«Je suis née dans le paradis des langues»

Posté le par le français dans le monde

À chaque numéro, le témoignage d’une personnalité marquante de l’émission de TV5Monde présentée par Ivan Kabacoff. Aujourd’hui, Loveena Narayanen, professeure de français mauricienne en Australie. Une rubrique « Étonnants francophones » à retrouver dans le numéro 424 (juillet-août 2019) du Français dans le monde.

Bandeau DF


« Bonzour bann lekter ! Je suis de Maurice, une île unique où l’enseignement primaire et secondaire se fait à la fois en français et en anglais. J’aime bien dire que je suis née dans le paradis des langues, où le créole, celle de tous les Mauriciens, est entouré de plein d’autres, comme le mandarin et une panoplie de langues indiennes telles que le tamoul ou le bhojpuri. Le français, lui, est bien ancré dans la vie de l’île, avec un accent, une musicalité et des expressions qui attirent comme dans un conte de fée. L’envie de lire que m’ont donnée mes parents m’a fait découvrir le monde, et notamment la littérature francophone : la comtesse de Ségur quand j’étais plus jeune et les œuvres classiques de Molière, Hugo ou Baudelaire parmi tant d’autres, mais surtout les auteurs africains comme Camara Laye ou mauriciens tels J. M. G. Le Clézio ou Ananda Devi.

« Quand j’ai déménagé en Australie, en 2006, je ne m’attendais pas à ressentir un tel bouillonnement à faire découvrir mon pays et la francophonie ! »

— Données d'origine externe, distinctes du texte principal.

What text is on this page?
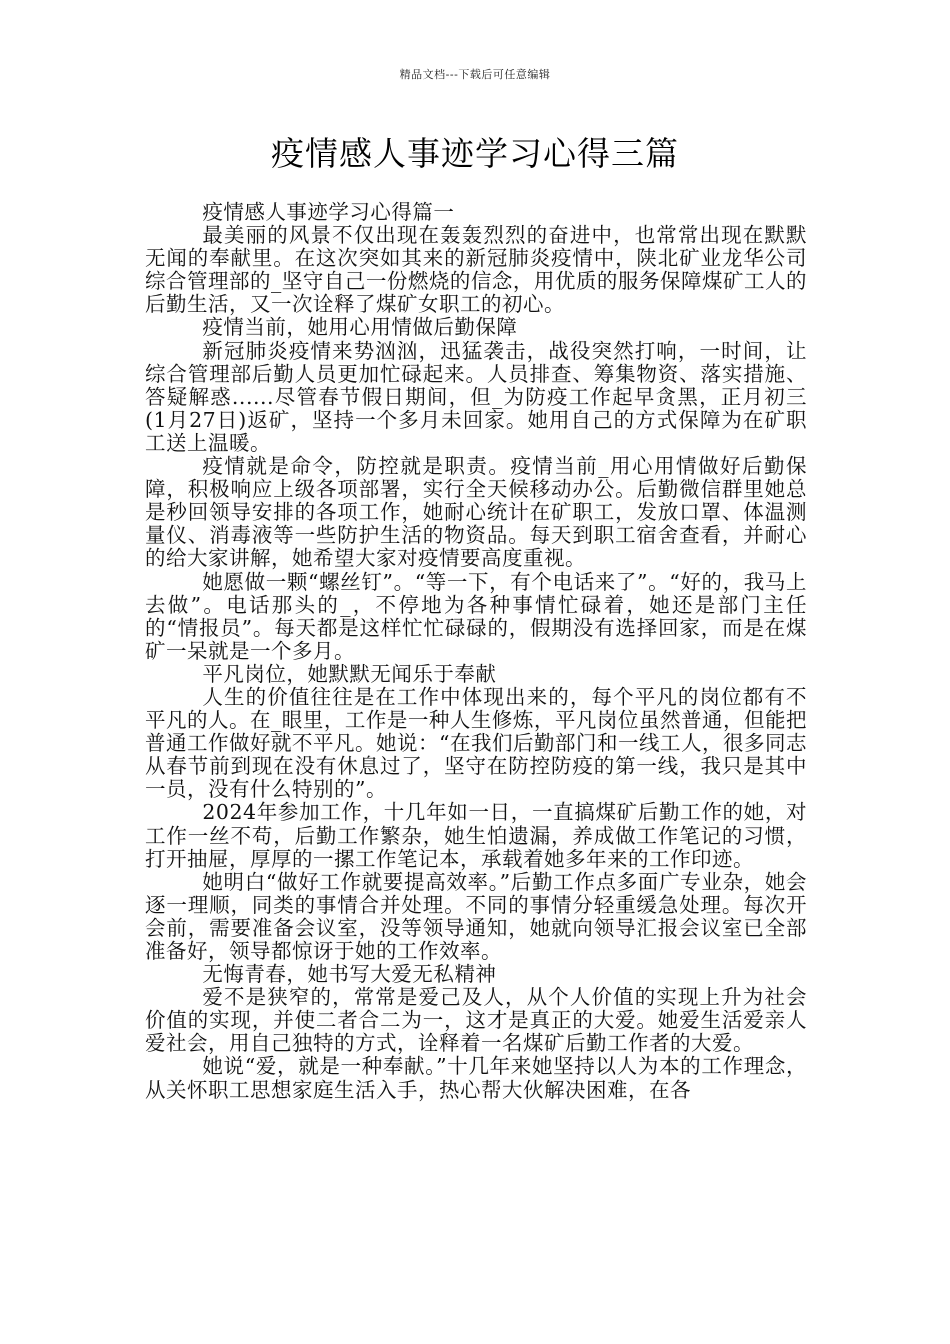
精品文档---下载后可任意编辑
疫情感人事迹学习心得三篇

疫情感人事迹学习心得篇一

最美丽的风景不仅出现在轰轰烈烈的奋进中，也常常出现在默默无闻的奉献里。在这次突如其来的新冠肺炎疫情中，陕北矿业龙华公司综合管理部的_坚守自己一份燃烧的信念，用优质的服务保障煤矿工人的后勤生活，又一次诠释了煤矿女职工的初心。

疫情当前，她用心用情做后勤保障

新冠肺炎疫情来势汹汹，迅猛袭击，战役突然打响，一时间，让综合管理部后勤人员更加忙碌起来。人员排查、筹集物资、落实措施、答疑解惑......尽管春节假日期间，但_为防疫工作起早贪黑，正月初三(1月27日)返矿，坚持一个多月未回家。她用自己的方式保障为在矿职工送上温暖。

疫情就是命令，防控就是职责。疫情当前_用心用情做好后勤保障，积极响应上级各项部署，实行全天候移动办公。后勤微信群里她总是秒回领导安排的各项工作，她耐心统计在矿职工，发放口罩、体温测量仪、消毒液等一些防护生活的物资品。每天到职工宿舍查看，并耐心的给大家讲解，她希望大家对疫情要高度重视。

她愿做一颗“螺丝钉”。“等一下，有个电话来了”。“好的，我马上去做”。电话那头的_，不停地为各种事情忙碌着，她还是部门主任的“情报员”。每天都是这样忙忙碌碌的，假期没有选择回家，而是在煤矿一呆就是一个多月。

平凡岗位，她默默无闻乐于奉献

人生的价值往往是在工作中体现出来的，每个平凡的岗位都有不平凡的人。在_眼里，工作是一种人生修炼，平凡岗位虽然普通，但能把普通工作做好就不平凡。她说：“在我们后勤部门和一线工人，很多同志从春节前到现在没有休息过了，坚守在防控防疫的第一线，我只是其中一员，没有什么特别的”。

2024年参加工作，十几年如一日，一直搞煤矿后勤工作的她，对工作一丝不苟，后勤工作繁杂，她生怕遗漏，养成做工作笔记的习惯，打开抽屉，厚厚的一摞工作笔记本，承载着她多年来的工作印迹。

她明白“做好工作就要提高效率。”后勤工作点多面广专业杂，她会逐一理顺，同类的事情合并处理。不同的事情分轻重缓急处理。每次开会前，需要准备会议室，没等领导通知，她就向领导汇报会议室已全部准备好，领导都惊讶于她的工作效率。

无悔青春，她书写大爱无私精神

爱不是狭窄的，常常是爱己及人，从个人价值的实现上升为社会价值的实现，并使二者合二为一，这才是真正的大爱。她爱生活爱亲人爱社会，用自己独特的方式，诠释着一名煤矿后勤工作者的大爱。

她说“爱，就是一种奉献。”十几年来她坚持以人为本的工作理念，从关怀职工思想家庭生活入手，热心帮大伙解决困难，在各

Quand j’ai déménagé en Australie, en 2006, je ne m’attendais pas à ressentir un tel bouillonnement à faire découvrir mon pays et la francophonie ! Peut-être est-ce parce que mon mari et moi voulions tous deux que nos filles voient le monde à travers les différentes fenêtres qu’ouvrent les langues, que j’ai aussi véhiculé cette énergie dans ma passion d’enseigner le français ? Tout ce que je sais, c’est que ces années australiennes m’ont donné une richesse inépuisable. J’ai rencontré des personnes qui m’ont marquée par leur envie de s’immerger dans cet océan de connaissances, de cultures, d’histoires et de diversité qu’offre la francophonie. Des enseignants que j’ai côtoyés en Australie et aussi en France, lors d’un échange à Dijon. Mes collègues, avec qui j’ai tissé des liens forts. Et mes élèves, dont les yeux brillent quand je leur joue de la musique africaine en français, quand je leur montre des films en français des cinq continents, quand je leur lis de la poésie des îles qui évoquent des souvenirs de l’oralité ou leur fais découvrir l’écriture mauricienne rythmée par la danse du Sega. Quand ils chantent, dansent et lisent tout simplement en français.

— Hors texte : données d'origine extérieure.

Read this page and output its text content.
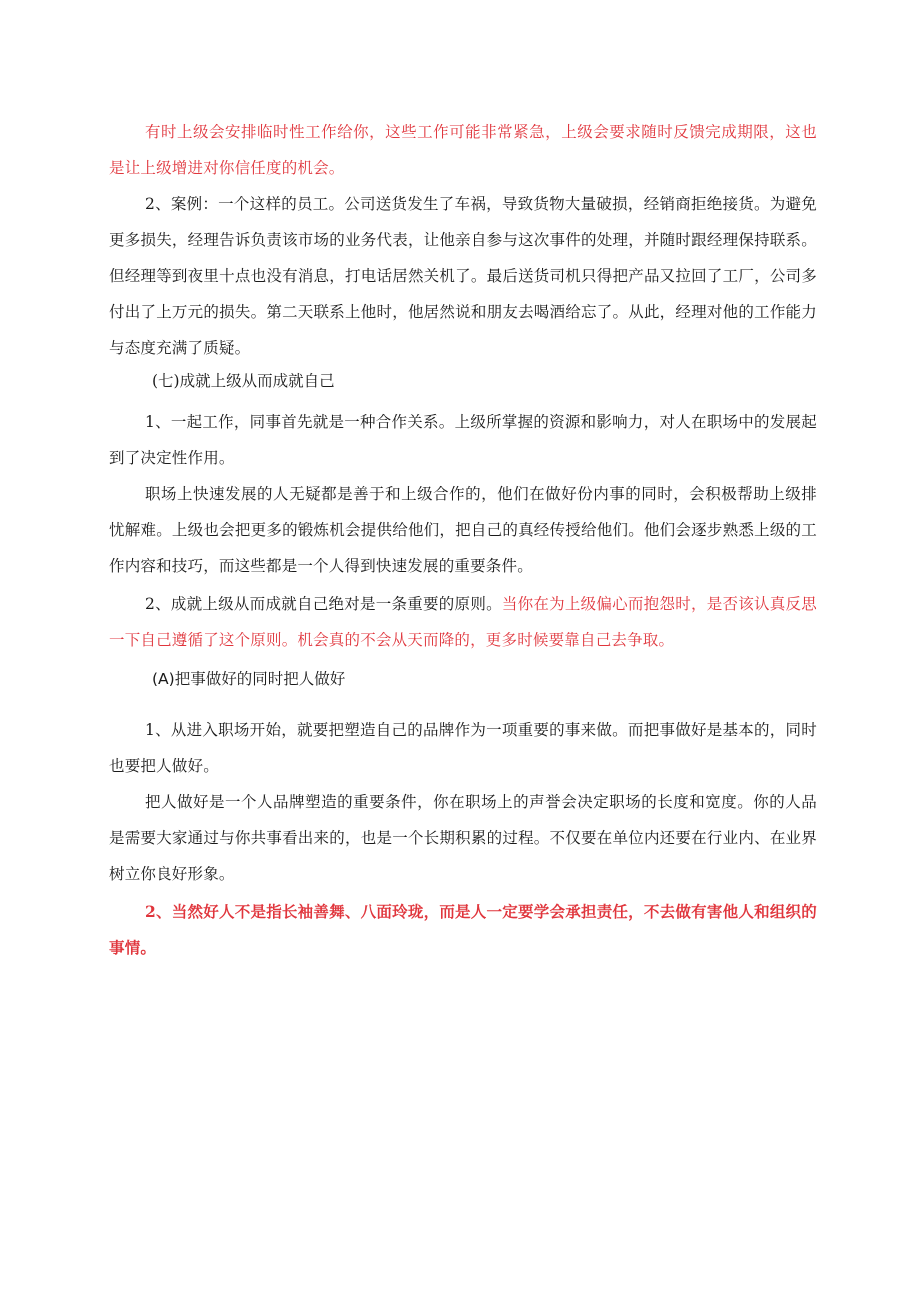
有时上级会安排临时性工作给你，这些工作可能非常紧急，上级会要求随时反馈完成期限，这也是让上级增进对你信任度的机会。

2、案例：一个这样的员工。公司送货发生了车祸，导致货物大量破损，经销商拒绝接货。为避免更多损失，经理告诉负责该市场的业务代表，让他亲自参与这次事件的处理，并随时跟经理保持联系。但经理等到夜里十点也没有消息，打电话居然关机了。最后送货司机只得把产品又拉回了工厂，公司多付出了上万元的损失。第二天联系上他时，他居然说和朋友去喝酒给忘了。从此，经理对他的工作能力与态度充满了质疑。

(七)成就上级从而成就自己

1、一起工作，同事首先就是一种合作关系。上级所掌握的资源和影响力，对人在职场中的发展起到了决定性作用。

职场上快速发展的人无疑都是善于和上级合作的，他们在做好份内事的同时，会积极帮助上级排忧解难。上级也会把更多的锻炼机会提供给他们，把自己的真经传授给他们。他们会逐步熟悉上级的工作内容和技巧，而这些都是一个人得到快速发展的重要条件。

2、成就上级从而成就自己绝对是一条重要的原则。当你在为上级偏心而抱怨时，是否该认真反思一下自己遵循了这个原则。机会真的不会从天而降的，更多时候要靠自己去争取。

(A)把事做好的同时把人做好

1、从进入职场开始，就要把塑造自己的品牌作为一项重要的事来做。而把事做好是基本的，同时也要把人做好。

把人做好是一个人品牌塑造的重要条件，你在职场上的声誉会决定职场的长度和宽度。你的人品是需要大家通过与你共事看出来的，也是一个长期积累的过程。不仅要在单位内还要在行业内、在业界树立你良好形象。

2、当然好人不是指长袖善舞、八面玲珑，而是人一定要学会承担责任，不去做有害他人和组织的事情。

Comme l’a dit la romancière Nathacha Appanah, je montre à mes élèves que « le français est une langue archipel qui n’est pas réduite à l’Hexagone ». Je le fais à travers des activités comme des voyages scolaires en Nouvelle-Calédonie où les élèves découvrent un français imprégné de la culture kanake. À travers des expériences authentiques en Australie, à l’Alliance française, aux expositions d’artistes francophones à la Galerie nationale de Victoria, ou encore en rencontrant des professionnels du commerce, de l’audiovisuel, des sciences ou de la mode implantés en Australie. Sans oublier de savourer des crêpes tout en buvant de l’Orangina dans les nombreuses crêperies françaises !

Avec un poster Nouvelle Caledonie dans ma classe

« Comme l’a dit la romancière Nathacha Appanah, je montre à mes élèves que “le français est une langue archipel qui n’est pas réduite à l’Hexagone” »

La Semaine de la francophonie est pour moi un des meilleurs moments de l’année. J’apprends aux jeunes à jongler avec les mots à travers le concours « Dis-moi dix mots ». Ce fut un grand honneur quand nous avons gagné le 1er prix du concours en 2017 ! J’ai accompagné mes élèves à la cérémonie de remise de prix à l’Académie française, à Paris, sous le regard de Richelieu ! Je suis fière également d’avoir été responsable de l’obtention du prestigieux Label FrancEducation et d’une convention avec le CNED, toutes deux décernées à mon établissement scolaire où je travaille depuis neuf ans, au Glen Eira College, à Melbourne.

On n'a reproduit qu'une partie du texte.